How To Evaluate Limits of Radical Functions | Calculus

Dude you are by far the most excellent teacher and I’m blown away by the vastness of your knowledge! Thanks man!!!

uvaldoandIsaaclopez

Thank you so much. I was having a little difficulty with my math 203 assignment but your explanation has given me a clearer understanding of the problem. May God bless you. 🙏

gregoryg.philips

Question: How do you know when to take the conjugate of the numerator or the denominator?

ashtonmeyer

Great teacher! thanks a lot brother, I spent like 2 hours trying to find examples like these.

kevingarita

MR. Organic Chemistry Tutor, thank you for Evaluating Limits of Radical Functions using algebra tricks and tools. Limits problems in Calculus uses a heavy dose of algebra.

georgesadler

Thanks a lot 🙏 but is it necessarily compulsory to multiply top and bottom with the conjugate with the denominator?

KingGregforever

My mentor thank you very much may God 🙏 bless you sir.

alphasaffi

So grateful for you. Thank you so much. That was of great help...🌸

phathiscreations

this example is quiet hard:( . In some parts, the fraction was multiplied with the numerator and other parts were multiplied with the denominator

ladymichellebarlisan

are you able to explain how to show the limit of 1/x as x approaches 0 does not exist using the e-d definition? I feel like it would be pretty good to look at since the function seems so simple yet so difficult to prove DNE, i've been stuck on it for so long.

Ivan-qvxh

Can you also have used l'hopital's rule?

hluu

Are we meant to multiply by the numerators conjugate or the denominators own?

freeguylota

Calculus got me watching ts on my breaks

efloof

In the first example, can you instead use the numerator as a conjugate or should it always be the conjugate of the denominator when there are radicals in a fraction?

CaptainEchoPH

Why did (√7-x)(+2) equalled to +2√7-x ?

unkownlast

What sorcery is this? Lol I was confused by a similar question involving the replacement rule, limits, and square roots.

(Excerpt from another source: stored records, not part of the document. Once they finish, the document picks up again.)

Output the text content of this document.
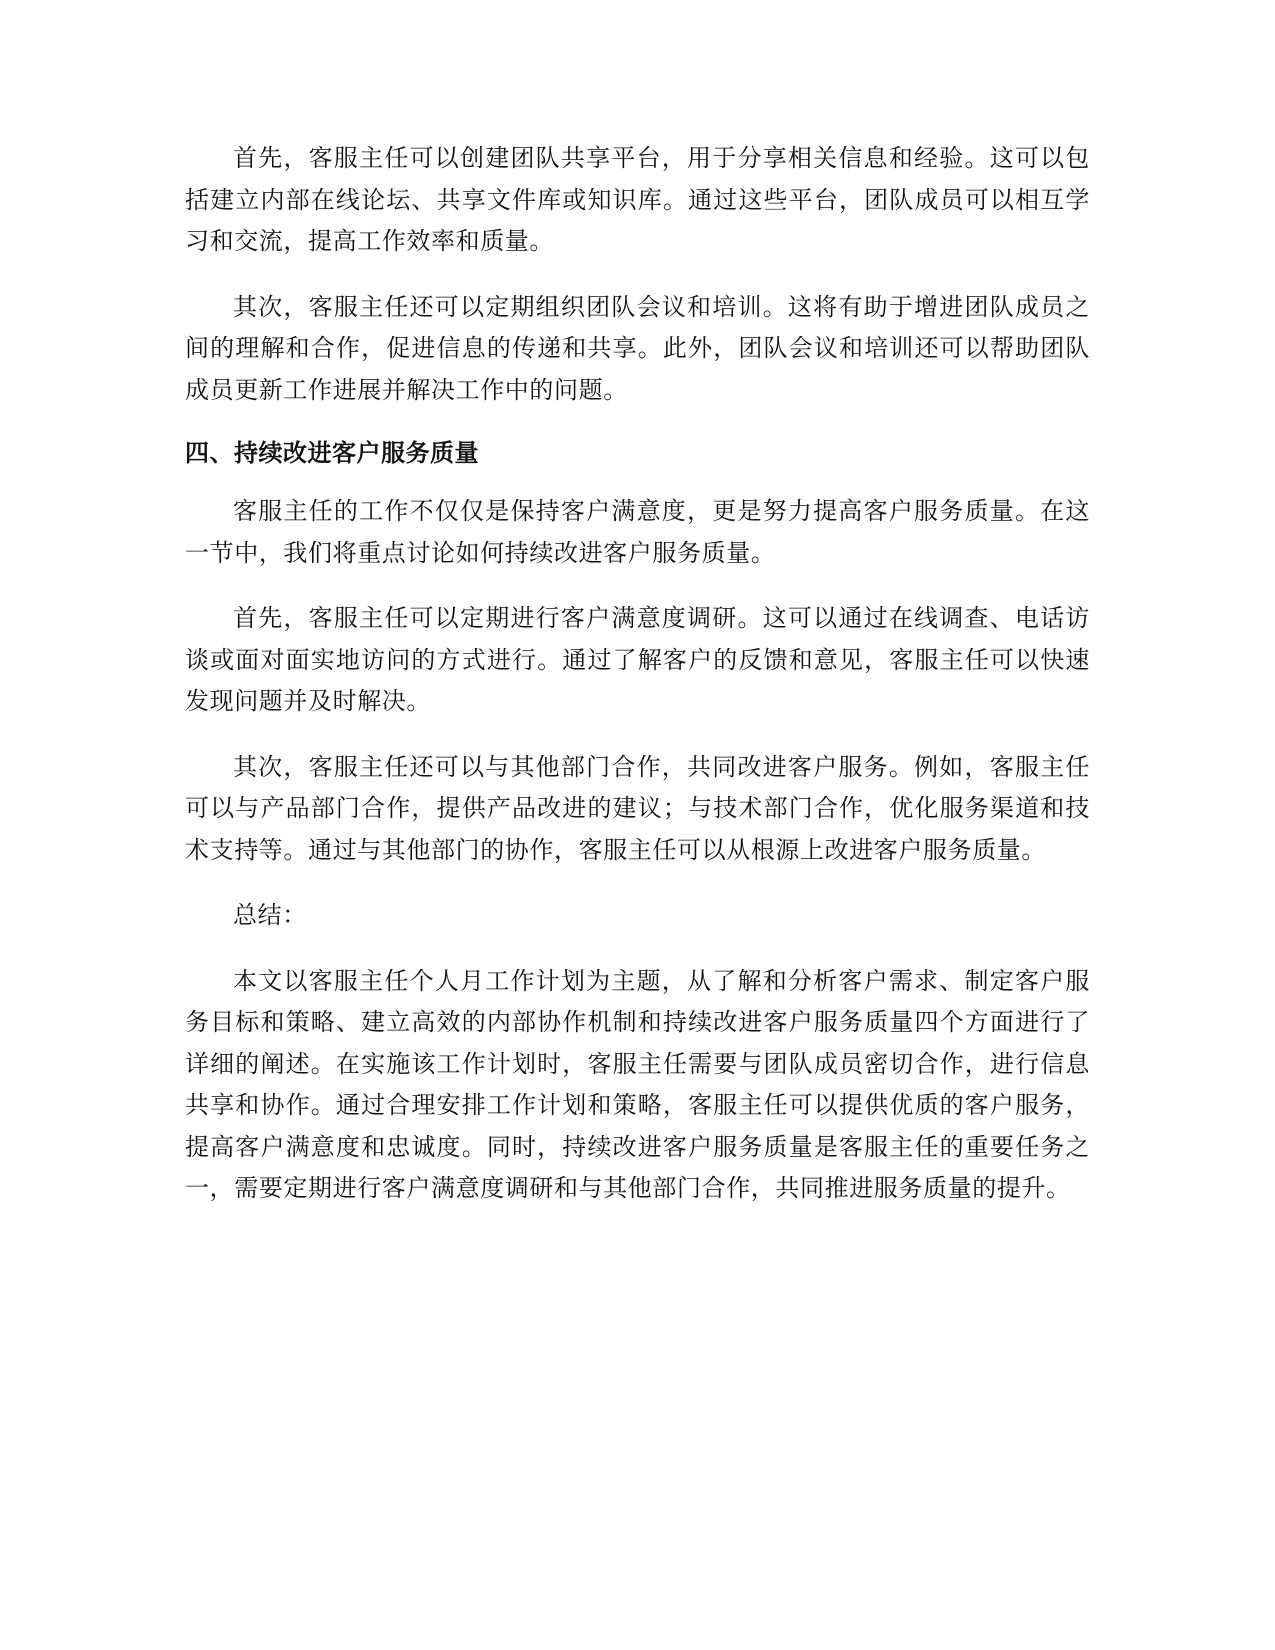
首先，客服主任可以创建团队共享平台，用于分享相关信息和经验。这可以包括建立内部在线论坛、共享文件库或知识库。通过这些平台，团队成员可以相互学习和交流，提高工作效率和质量。

其次，客服主任还可以定期组织团队会议和培训。这将有助于增进团队成员之间的理解和合作，促进信息的传递和共享。此外，团队会议和培训还可以帮助团队成员更新工作进展并解决工作中的问题。

四、持续改进客户服务质量

客服主任的工作不仅仅是保持客户满意度，更是努力提高客户服务质量。在这一节中，我们将重点讨论如何持续改进客户服务质量。

首先，客服主任可以定期进行客户满意度调研。这可以通过在线调查、电话访谈或面对面实地访问的方式进行。通过了解客户的反馈和意见，客服主任可以快速发现问题并及时解决。

其次，客服主任还可以与其他部门合作，共同改进客户服务。例如，客服主任可以与产品部门合作，提供产品改进的建议；与技术部门合作，优化服务渠道和技术支持等。通过与其他部门的协作，客服主任可以从根源上改进客户服务质量。

总结：

本文以客服主任个人月工作计划为主题，从了解和分析客户需求、制定客户服务目标和策略、建立高效的内部协作机制和持续改进客户服务质量四个方面进行了详细的阐述。在实施该工作计划时，客服主任需要与团队成员密切合作，进行信息共享和协作。通过合理安排工作计划和策略，客服主任可以提供优质的客户服务，提高客户满意度和忠诚度。同时，持续改进客户服务质量是客服主任的重要任务之一，需要定期进行客户满意度调研和与其他部门合作，共同推进服务质量的提升。
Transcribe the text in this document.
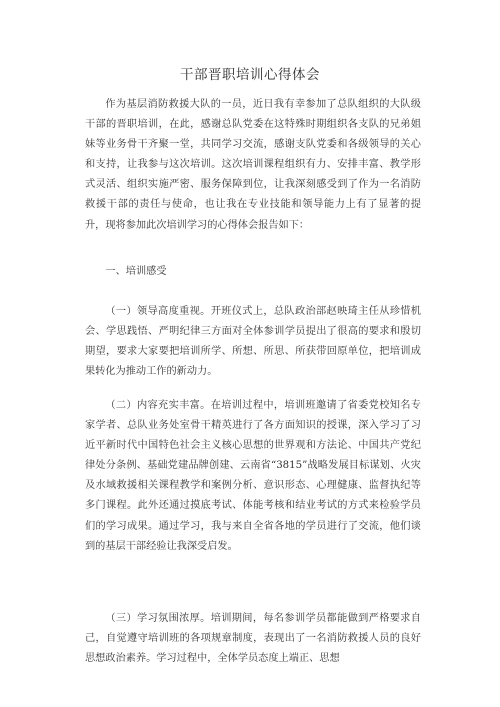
干部晋职培训心得体会

作为基层消防救援大队的一员，近日我有幸参加了总队组织的大队级干部的晋职培训，在此，感谢总队党委在这特殊时期组织各支队的兄弟姐妹等业务骨干齐聚一堂，共同学习交流，感谢支队党委和各级领导的关心和支持，让我参与这次培训。这次培训课程组织有力、安排丰富、教学形式灵活、组织实施严密、服务保障到位，让我深刻感受到了作为一名消防救援干部的责任与使命，也让我在专业技能和领导能力上有了显著的提升，现将参加此次培训学习的心得体会报告如下：

一、培训感受

（一）领导高度重视。开班仪式上，总队政治部赵映琦主任从珍惜机会、学思践悟、严明纪律三方面对全体参训学员提出了很高的要求和殷切期望，要求大家要把培训所学、所想、所思、所获带回原单位，把培训成果转化为推动工作的新动力。

（二）内容充实丰富。在培训过程中，培训班邀请了省委党校知名专家学者、总队业务处室骨干精英进行了各方面知识的授课，深入学习了习近平新时代中国特色社会主义核心思想的世界观和方法论、中国共产党纪律处分条例、基础党建品牌创建、云南省“3815”战略发展目标谋划、火灾及水域救援相关课程教学和案例分析、意识形态、心理健康、监督执纪等多门课程。此外还通过摸底考试、体能考核和结业考试的方式来检验学员们的学习成果。通过学习，我与来自全省各地的学员进行了交流，他们谈到的基层干部经验让我深受启发。

（三）学习氛围浓厚。培训期间，每名参训学员都能做到严格要求自己，自觉遵守培训班的各项规章制度，表现出了一名消防救援人员的良好思想政治素养。学习过程中，全体学员态度上端正、思想
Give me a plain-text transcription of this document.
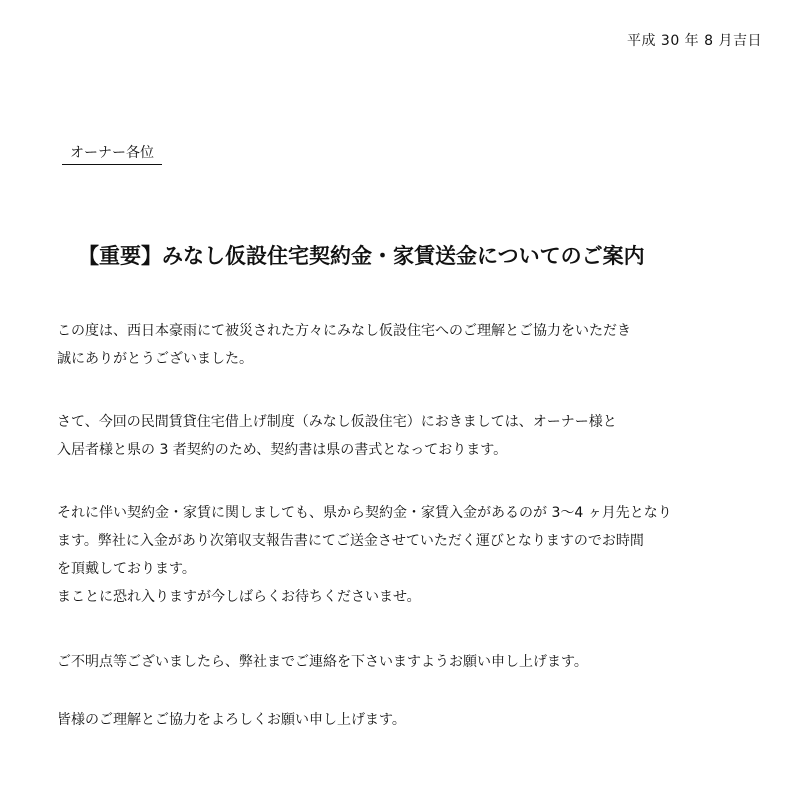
平成 30 年 8 月吉日
オーナー各位
【重要】みなし仮設住宅契約金・家賃送金についてのご案内

この度は、西日本豪雨にて被災された方々にみなし仮設住宅へのご理解とご協力をいただき
誠にありがとうございました。

さて、今回の民間賃貸住宅借上げ制度（みなし仮設住宅）におきましては、オーナー様と
入居者様と県の 3 者契約のため、契約書は県の書式となっております。

それに伴い契約金・家賃に関しましても、県から契約金・家賃入金があるのが 3～4 ヶ月先となり
ます。弊社に入金があり次第収支報告書にてご送金させていただく運びとなりますのでお時間
を頂戴しております。
まことに恐れ入りますが今しばらくお待ちくださいませ。

ご不明点等ございましたら、弊社までご連絡を下さいますようお願い申し上げます。

皆様のご理解とご協力をよろしくお願い申し上げます。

Thanks.

Cloud

Is multiplying by conjugate strictly for square roots?

RaffaelloLorenzusSayde

I'm watching this because im bored

deathmonk

Your the best my teacher is way too fast

malakayman

... An alternative way of solving this limit as follows: lim(x-->3)((sqrt(12 - x) - 3)/(sqrt(7 - x) - 2)), Multiply the limit by ((7 - x) - 4)/((12 - x) - 9) (= 1/1) and split the limit in two limits according to the multiplication limit law: lim(AB) =lim(A)lim(B) as follows: [ lim(x-->3)((sqrt(12 - x) - 3)/((12 - x) - 9)) ][ lim(x-->3)((7 - x) - 4)/(sqrt(7 - x) - 2)) ], Treat (12 - x) - 9 and (7 - x) - 4 as differences of two squares: (12 - x) - 9 = (sqrt(12 - x) - 3)(sqrt(12 - x) + 3) and (7 - x) - 4 = (sqrt(7 - x) - 2)(sqrt(7 - x) + 2), After cancelling the common factors (sqrt(12 - x) - 3) and (sqrt(7 - x) - 2) of respectively limit #1 and #2 we obtain the final solvable limit form of: [ lim(x-->3)(1/(sqrt(12 - x) + 3)) ][ lim(x-->3)(sqrt(7 - x) + 2) ] = [ 1/(3 + 3) ][ 2 + 2 ] = (1/6)(4) = 4/6 = 2/3 ... Hoping this way is also appreciated a bit (less algebra)... Thank you for all your valuable math efforts, Jan-W

jan-willemreens